Gates also described conversations with the chairman of the Republican National Committee, Reince Priebus, who later entered the White House as the first chief of staff. Gates described the RNC as energized by the emails and said that though Trump and Kushner were initially skeptical about cooperating with the RNC, "the WikiLeaks issue was a turning point," the FBI notes show. WikiLeaks was the website that published the stolen emails in the weeks before the election.
The campaign was also very pleased by the releases, though Trump was advised not to react to it but rather to let it all play out, according to the interview summaries.
The RNC would put out press releases to amplify the emails' release, Gates told the FBI. "The RNC also indicated they knew the timing of the upcoming releases," though Gates didn't specify who at the RNC had that information. "Gates said the only non-public information the RNC had was related to the timing of the releases."
Manafort, meanwhile, was trying to advise the Trump campaign even after severing ties with the campaign, causing alarm among some of the candidate's most senior advisers.
Manafort emailed Kushner, on Nov. 5, 2016, just days before the election, saying he was feeling good about the prospect of a Trump presidency.
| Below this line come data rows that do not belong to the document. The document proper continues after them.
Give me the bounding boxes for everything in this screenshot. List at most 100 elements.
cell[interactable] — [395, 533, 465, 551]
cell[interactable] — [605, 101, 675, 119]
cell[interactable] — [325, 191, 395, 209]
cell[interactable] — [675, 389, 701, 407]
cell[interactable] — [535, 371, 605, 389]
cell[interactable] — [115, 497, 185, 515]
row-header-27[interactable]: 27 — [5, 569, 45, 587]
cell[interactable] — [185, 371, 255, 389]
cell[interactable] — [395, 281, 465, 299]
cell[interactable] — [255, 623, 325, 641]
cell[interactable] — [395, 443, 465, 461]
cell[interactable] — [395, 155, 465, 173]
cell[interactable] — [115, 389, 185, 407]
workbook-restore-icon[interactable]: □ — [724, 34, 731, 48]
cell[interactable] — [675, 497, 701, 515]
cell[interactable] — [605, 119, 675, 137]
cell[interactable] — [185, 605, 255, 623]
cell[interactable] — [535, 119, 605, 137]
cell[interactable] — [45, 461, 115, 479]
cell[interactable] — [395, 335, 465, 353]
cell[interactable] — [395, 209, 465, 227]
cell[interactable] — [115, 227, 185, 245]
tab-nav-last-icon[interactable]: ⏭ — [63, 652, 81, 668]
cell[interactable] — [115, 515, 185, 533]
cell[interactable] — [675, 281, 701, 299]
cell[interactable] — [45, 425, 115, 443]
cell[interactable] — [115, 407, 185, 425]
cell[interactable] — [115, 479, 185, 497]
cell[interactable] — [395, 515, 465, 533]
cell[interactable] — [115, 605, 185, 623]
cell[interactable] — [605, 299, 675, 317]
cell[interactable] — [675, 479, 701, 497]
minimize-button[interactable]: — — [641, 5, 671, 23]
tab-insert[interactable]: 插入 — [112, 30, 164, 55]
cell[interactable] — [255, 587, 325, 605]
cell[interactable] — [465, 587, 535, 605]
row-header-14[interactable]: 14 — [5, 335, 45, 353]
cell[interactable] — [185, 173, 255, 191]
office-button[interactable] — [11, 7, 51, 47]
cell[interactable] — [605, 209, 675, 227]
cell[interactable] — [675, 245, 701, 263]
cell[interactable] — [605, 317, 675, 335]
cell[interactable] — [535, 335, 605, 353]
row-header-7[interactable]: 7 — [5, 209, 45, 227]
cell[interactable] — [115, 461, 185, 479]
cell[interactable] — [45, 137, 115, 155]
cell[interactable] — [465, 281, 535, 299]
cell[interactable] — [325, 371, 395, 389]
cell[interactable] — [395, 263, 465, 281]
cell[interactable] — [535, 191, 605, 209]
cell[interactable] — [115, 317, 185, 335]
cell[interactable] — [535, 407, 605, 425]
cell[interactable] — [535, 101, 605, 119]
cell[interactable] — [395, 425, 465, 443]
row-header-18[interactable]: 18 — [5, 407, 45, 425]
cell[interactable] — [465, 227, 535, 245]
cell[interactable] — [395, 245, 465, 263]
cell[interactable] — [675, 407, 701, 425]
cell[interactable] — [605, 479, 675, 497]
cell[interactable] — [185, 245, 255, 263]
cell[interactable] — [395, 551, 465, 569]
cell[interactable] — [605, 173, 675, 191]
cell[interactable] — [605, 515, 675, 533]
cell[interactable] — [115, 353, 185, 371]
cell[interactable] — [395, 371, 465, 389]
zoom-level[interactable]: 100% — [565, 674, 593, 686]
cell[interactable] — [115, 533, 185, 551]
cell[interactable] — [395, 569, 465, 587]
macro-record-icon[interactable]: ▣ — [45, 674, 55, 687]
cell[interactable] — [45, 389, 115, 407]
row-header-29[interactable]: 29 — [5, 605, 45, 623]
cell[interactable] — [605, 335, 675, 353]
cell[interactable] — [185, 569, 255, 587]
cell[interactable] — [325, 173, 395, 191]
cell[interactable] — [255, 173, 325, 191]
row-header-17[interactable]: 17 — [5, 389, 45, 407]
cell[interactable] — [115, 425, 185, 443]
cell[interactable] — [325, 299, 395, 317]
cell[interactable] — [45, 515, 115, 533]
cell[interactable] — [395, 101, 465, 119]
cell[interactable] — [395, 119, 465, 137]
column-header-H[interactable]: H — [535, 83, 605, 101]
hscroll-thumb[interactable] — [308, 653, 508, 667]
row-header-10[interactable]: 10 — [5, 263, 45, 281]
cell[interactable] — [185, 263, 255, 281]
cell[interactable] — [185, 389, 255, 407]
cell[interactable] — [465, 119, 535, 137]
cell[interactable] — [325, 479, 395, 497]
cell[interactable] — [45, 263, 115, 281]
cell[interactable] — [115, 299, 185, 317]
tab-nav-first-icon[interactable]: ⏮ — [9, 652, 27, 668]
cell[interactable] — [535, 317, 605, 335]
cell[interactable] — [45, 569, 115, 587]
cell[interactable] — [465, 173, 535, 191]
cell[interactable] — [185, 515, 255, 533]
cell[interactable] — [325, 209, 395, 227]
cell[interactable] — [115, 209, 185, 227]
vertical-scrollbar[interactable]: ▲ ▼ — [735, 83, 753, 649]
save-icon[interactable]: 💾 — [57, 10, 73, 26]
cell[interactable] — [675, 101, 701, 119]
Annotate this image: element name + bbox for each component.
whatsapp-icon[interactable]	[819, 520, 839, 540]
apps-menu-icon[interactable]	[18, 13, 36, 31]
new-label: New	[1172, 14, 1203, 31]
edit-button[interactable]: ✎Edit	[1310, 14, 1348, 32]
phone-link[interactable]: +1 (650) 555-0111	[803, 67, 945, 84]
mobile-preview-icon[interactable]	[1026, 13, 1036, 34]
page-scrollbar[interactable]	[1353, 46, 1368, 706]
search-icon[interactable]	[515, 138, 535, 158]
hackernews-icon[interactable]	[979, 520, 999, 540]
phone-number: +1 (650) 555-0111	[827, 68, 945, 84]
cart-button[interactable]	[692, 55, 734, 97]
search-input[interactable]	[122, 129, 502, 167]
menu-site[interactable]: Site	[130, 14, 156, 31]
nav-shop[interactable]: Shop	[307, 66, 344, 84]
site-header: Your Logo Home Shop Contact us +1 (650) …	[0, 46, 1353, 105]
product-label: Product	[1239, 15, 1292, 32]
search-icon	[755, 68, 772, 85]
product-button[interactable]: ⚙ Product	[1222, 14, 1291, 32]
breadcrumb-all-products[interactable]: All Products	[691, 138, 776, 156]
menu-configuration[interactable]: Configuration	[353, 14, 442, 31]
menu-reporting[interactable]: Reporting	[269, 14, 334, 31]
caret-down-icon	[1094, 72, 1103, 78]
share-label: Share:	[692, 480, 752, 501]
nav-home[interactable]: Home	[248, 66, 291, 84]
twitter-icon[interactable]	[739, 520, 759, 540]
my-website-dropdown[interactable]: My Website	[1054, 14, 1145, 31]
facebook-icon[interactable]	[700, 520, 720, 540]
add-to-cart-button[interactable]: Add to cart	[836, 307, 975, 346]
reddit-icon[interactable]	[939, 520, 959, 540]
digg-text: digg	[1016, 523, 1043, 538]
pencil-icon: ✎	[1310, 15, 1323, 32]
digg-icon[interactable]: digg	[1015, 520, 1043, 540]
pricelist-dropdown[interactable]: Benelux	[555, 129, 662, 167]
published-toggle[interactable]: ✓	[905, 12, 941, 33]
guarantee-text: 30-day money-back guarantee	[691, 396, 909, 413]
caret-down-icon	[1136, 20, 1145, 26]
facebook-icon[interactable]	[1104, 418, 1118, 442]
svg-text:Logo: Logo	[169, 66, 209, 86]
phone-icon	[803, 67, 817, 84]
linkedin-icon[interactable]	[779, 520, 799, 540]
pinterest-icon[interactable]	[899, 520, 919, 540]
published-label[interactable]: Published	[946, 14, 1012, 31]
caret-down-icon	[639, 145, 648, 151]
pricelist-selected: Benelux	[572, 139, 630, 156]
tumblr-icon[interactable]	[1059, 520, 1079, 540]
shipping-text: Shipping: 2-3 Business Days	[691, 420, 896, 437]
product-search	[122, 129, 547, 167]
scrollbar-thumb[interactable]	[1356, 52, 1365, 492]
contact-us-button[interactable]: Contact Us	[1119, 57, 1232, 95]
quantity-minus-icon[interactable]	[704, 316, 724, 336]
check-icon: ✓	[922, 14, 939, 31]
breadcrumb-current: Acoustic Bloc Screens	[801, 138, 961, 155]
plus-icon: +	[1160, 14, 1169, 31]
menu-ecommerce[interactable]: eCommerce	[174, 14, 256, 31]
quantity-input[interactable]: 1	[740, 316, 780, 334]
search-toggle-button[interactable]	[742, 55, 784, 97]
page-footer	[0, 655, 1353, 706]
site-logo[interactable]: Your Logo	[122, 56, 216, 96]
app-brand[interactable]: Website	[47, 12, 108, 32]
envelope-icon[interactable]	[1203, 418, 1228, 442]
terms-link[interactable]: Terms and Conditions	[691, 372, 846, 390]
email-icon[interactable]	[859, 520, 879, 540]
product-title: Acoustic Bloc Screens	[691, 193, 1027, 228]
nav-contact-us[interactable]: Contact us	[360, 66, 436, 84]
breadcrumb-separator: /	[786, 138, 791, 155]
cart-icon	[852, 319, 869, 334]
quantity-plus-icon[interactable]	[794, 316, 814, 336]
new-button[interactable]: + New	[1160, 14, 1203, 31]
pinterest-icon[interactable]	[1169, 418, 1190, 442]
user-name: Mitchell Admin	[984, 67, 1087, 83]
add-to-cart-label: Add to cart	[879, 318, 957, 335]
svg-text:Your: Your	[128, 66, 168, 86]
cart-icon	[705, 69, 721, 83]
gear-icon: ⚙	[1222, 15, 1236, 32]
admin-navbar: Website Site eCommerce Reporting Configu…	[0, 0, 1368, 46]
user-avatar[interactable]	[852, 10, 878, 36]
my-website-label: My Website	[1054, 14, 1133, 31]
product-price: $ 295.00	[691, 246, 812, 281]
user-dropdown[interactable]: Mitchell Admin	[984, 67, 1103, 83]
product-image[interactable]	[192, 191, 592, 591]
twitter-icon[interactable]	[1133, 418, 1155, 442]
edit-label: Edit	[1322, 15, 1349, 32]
In the email, Manafort said he was "focusing on preserving the victory" and that he had sent a memo to Priebus and had briefed Gates and Fox News host Sean Hannity, a close Trump ally.
Kushner sent Manafort's email to Trump adviser Steve Bannon, who replied: "we need to avoid this guy like the plague."
"They are going to try and say the Russians worked with wiki leaks to give this victory to us," Bannon wrote to Kushner and David Bossie, another Trump associate, in his reply. "Paul is nice guy but can't let word get out he is advising us."